FX’s sci-fi drama Legion concluded its three-season run this past week. It was one of the most improbable shows on television: a superhero franchise tie-in, run by Fargo creator Noah Hawley, that very quickly turned into an experimental and surreal work about the nature of consciousness. Its final season included musical numbers, narrative told through still frames, an episode-long trans-temporal fairy tale, time demons, a scene from a completely different show spliced in, and a whole lot of subtitles. Nobody really cared.
Reviews for Legion were generally positive, but reviewers’ enthusiasm was muted. There was a lot more chatter about conventional dramas like Big Little Lies and Succession, to say nothing of that other genre show that had a finale this year. To be sure, there were plenty of reasons to not be entirely positive about Legion: the second season ended on some rather tricky ethical territory, and also contained some of the series’s most self-impressed noodling. (See Jon Hamm’s lengthy monologues about freshman philosophy.)
And yet, it feels like the paucity of Legion discourse is reflective of a larger sense of critical priorities. TV critics and scholars are interested in kitchen-sink drams and sitcoms, viewing character writing as trickier and more essential than visual experimentation. There’s increasingly a desire to move away from the contemporary world of serialized genre show and towards more traditional episodic structures. A look at the shows nominated for an Emmy, or with the highest ratings on aggregate sites like Rotten Tomatoes and Metacritic, shows a long list of series dedicated to humanist, character-driven drama and comedies.
All of which raises the question of whether there’s any room for television to be experimental in the same way that film, literature, and music often are. While they don’t play many multiplexes, if you know where to look you can find many films that are essentially non-narrative: languid dramas that focus more on mood than plot, or rarer films that are just a sequence of images without plot at all. Writers, artists and musicians have been pushing at the boundaries of their media for the past century.
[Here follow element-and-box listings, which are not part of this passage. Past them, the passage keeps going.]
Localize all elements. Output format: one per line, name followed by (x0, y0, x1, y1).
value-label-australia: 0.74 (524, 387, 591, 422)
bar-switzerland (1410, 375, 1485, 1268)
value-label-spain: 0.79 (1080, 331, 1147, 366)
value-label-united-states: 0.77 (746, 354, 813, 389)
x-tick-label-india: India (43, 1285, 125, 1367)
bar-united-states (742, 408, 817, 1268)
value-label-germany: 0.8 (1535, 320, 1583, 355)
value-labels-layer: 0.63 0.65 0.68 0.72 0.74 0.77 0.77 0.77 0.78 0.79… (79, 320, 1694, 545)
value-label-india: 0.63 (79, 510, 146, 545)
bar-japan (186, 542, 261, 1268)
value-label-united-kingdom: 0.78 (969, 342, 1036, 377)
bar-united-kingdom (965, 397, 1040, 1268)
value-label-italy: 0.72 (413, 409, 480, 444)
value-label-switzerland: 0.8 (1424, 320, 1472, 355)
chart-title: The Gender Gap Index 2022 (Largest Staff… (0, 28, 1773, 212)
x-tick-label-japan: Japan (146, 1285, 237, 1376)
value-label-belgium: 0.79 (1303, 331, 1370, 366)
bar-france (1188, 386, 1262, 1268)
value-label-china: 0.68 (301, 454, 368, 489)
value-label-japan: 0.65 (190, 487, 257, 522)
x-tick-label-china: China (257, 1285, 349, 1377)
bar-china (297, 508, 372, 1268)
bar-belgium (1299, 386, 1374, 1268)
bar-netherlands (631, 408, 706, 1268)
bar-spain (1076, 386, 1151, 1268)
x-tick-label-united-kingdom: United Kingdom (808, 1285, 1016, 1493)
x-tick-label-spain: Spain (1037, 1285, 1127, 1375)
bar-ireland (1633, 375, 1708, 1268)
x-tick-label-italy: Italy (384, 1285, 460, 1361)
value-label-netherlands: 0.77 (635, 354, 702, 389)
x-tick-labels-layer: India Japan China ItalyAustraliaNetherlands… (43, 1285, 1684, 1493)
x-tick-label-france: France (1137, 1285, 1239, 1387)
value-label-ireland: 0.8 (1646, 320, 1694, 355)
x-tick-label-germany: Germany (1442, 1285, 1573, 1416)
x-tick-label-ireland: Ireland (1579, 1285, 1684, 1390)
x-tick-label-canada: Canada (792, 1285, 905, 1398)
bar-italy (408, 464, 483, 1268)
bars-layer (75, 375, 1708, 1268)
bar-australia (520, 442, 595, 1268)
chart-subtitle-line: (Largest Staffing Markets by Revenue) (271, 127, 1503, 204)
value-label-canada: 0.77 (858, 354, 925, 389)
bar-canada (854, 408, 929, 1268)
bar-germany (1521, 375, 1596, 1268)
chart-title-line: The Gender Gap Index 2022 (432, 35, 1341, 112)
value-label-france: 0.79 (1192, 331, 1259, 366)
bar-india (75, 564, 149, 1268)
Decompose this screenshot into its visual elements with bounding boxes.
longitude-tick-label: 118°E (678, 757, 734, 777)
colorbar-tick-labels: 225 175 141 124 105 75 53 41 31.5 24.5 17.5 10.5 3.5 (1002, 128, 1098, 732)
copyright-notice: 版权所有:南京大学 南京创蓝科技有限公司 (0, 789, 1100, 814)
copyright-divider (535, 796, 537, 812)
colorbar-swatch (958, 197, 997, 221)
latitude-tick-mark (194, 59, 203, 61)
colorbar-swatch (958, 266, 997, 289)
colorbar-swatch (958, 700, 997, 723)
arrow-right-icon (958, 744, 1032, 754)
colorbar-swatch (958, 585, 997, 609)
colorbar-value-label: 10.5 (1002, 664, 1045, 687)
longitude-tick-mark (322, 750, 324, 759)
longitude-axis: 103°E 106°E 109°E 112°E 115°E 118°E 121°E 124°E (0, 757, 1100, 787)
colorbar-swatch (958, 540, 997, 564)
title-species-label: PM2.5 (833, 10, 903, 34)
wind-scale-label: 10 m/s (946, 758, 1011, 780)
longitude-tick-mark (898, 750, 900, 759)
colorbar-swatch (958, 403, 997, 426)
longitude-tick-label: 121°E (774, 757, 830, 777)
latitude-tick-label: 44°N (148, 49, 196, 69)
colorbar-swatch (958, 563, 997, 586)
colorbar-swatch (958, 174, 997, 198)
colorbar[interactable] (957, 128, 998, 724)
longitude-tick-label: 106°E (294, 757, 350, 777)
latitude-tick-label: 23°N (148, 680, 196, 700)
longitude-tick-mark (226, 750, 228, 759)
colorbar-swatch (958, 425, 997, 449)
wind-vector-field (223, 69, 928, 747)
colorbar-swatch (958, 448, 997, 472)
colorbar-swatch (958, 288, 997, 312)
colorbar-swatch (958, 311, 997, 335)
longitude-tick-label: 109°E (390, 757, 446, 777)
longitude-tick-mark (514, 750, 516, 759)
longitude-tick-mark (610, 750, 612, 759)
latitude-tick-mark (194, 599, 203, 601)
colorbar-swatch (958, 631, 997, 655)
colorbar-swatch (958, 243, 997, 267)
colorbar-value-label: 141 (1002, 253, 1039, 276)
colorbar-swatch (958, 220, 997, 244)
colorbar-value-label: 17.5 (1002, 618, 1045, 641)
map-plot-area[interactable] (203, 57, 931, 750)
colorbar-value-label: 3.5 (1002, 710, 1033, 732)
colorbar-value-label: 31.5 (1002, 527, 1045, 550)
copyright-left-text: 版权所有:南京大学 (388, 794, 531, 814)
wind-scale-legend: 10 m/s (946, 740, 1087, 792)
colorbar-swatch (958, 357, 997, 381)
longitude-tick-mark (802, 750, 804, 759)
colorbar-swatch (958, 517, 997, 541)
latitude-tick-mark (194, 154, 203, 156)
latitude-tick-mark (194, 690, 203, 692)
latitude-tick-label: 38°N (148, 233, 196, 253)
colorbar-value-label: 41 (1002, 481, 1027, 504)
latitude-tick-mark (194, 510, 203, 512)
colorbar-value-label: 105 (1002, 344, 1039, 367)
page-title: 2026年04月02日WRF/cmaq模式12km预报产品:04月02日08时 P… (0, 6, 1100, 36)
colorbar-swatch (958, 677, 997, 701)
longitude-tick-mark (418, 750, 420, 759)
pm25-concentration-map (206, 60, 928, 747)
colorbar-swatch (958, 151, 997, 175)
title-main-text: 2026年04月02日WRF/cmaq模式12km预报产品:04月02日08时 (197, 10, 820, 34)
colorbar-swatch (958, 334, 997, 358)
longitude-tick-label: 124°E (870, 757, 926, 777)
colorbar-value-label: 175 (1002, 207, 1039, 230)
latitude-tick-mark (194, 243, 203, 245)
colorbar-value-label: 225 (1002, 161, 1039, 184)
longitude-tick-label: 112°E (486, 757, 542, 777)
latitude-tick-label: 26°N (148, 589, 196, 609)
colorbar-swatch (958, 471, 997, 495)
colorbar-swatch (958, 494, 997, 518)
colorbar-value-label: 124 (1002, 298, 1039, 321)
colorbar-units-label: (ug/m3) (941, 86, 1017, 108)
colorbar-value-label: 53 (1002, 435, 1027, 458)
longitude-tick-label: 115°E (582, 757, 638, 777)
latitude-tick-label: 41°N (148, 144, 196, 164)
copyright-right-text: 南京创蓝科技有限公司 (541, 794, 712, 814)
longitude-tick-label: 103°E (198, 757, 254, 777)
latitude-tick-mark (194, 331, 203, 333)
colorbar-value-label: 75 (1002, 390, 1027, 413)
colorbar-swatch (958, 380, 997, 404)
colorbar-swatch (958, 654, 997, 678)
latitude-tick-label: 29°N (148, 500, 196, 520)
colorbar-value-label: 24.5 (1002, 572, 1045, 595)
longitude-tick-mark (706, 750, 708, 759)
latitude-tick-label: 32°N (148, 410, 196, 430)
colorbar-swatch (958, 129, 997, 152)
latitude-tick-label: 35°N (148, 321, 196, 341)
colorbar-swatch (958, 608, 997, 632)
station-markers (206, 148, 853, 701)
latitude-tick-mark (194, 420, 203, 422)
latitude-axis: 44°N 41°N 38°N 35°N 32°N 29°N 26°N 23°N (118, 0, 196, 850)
And yet there’s no real equivalent in television, no “art television” to go with “art film.” Even Legion had a cast of characters and a conflict-based plot that advanced each episode. Television is still in its nineteenth century, experimenting with the content of its stories but not its forms. And there appears to be little appetite, amongst either critics or the average viewer, for anything else.
There are rather prosaic reasons for this. Making a television show costs a lot more money and involves a lot more people than writing a book or even making a film. This means that basically any new entry into the medium has to convince some studio exec that it’s commercially viable. On top of that, the series structure means that brief bursts of formalism are less tenable. Various economic factors, like union contracts, demand that television seasons and episodes be of a fairly standard size.
Perhaps the closest thing to non-narrative television was Tim Heidecker and Eric Wareheim’s Tim & Eric Awesome Show, Great Job. The Adult Swim series took the fairly standard form of a sketch comedy, but had a frequently absurdist bent. Its sketches frequently ended mid-scene with an ugly or abrasive non-sequitir, or told a joke that operated on an alien sense of humour. It frequently parodied the formal conventions of late-night television, presenting a nightmarish version of the most banal parts of the medium.
And yet Tim & Eric was mostly ignored, carrying out its run in the shadow of great humanist dramas like The Sopranos and The Wire. When discussed at all, it was frequently dismissed as being for stoners and bored college freshmen. The same mantle was used to describe all the Adult Swim shows, which were frequently more inventive than their lush premium-cable counterparts.
More recently, HBO aired Random Acts of Flyness, a similarly absurdist sketch show by Terence Nance. Nance is certainly a part of the art-film world, having previously mostly worked in museum installments. The series follows mostly the same tack, presenting nonsensical and dream-like images along with more expository segments to talk about the problems facing African-Americans.
Random Acts received good reviews, with a very high rating on aggregate sites, but again produced little discussion. Ironically, for a series so desperate to push buttons and disturb white liberal complacency, it was largely greeted with mute applause from white liberal critics. Perhaps it was the strong undercurrent of didacticism that made it a comfortable critical proposition — even if critics didn’t quite get the show, they could at least be sure it was on their side in the culture war.
I’m not suggesting that these shows should be adopted uncritically, or that they’re necessarily better than more conventional series. I just find the lack of appetite for experimental or abstract television striking. Is it just that we’ve left the postmodern cultural moment, and all viewers want is a good set of relatable characters? Will these works be hailed as masterpieces decades from now, in the same way that experimental art is usually appreciated after its age?
In any case, in this age of “peak TV”, I’d like to invite more writers, directors, and showrunners to think outside of the representational box. And I’d like critics to take these challenges seriously, not just as stoner comedy or trippy visuals but something worthy of detailed examination.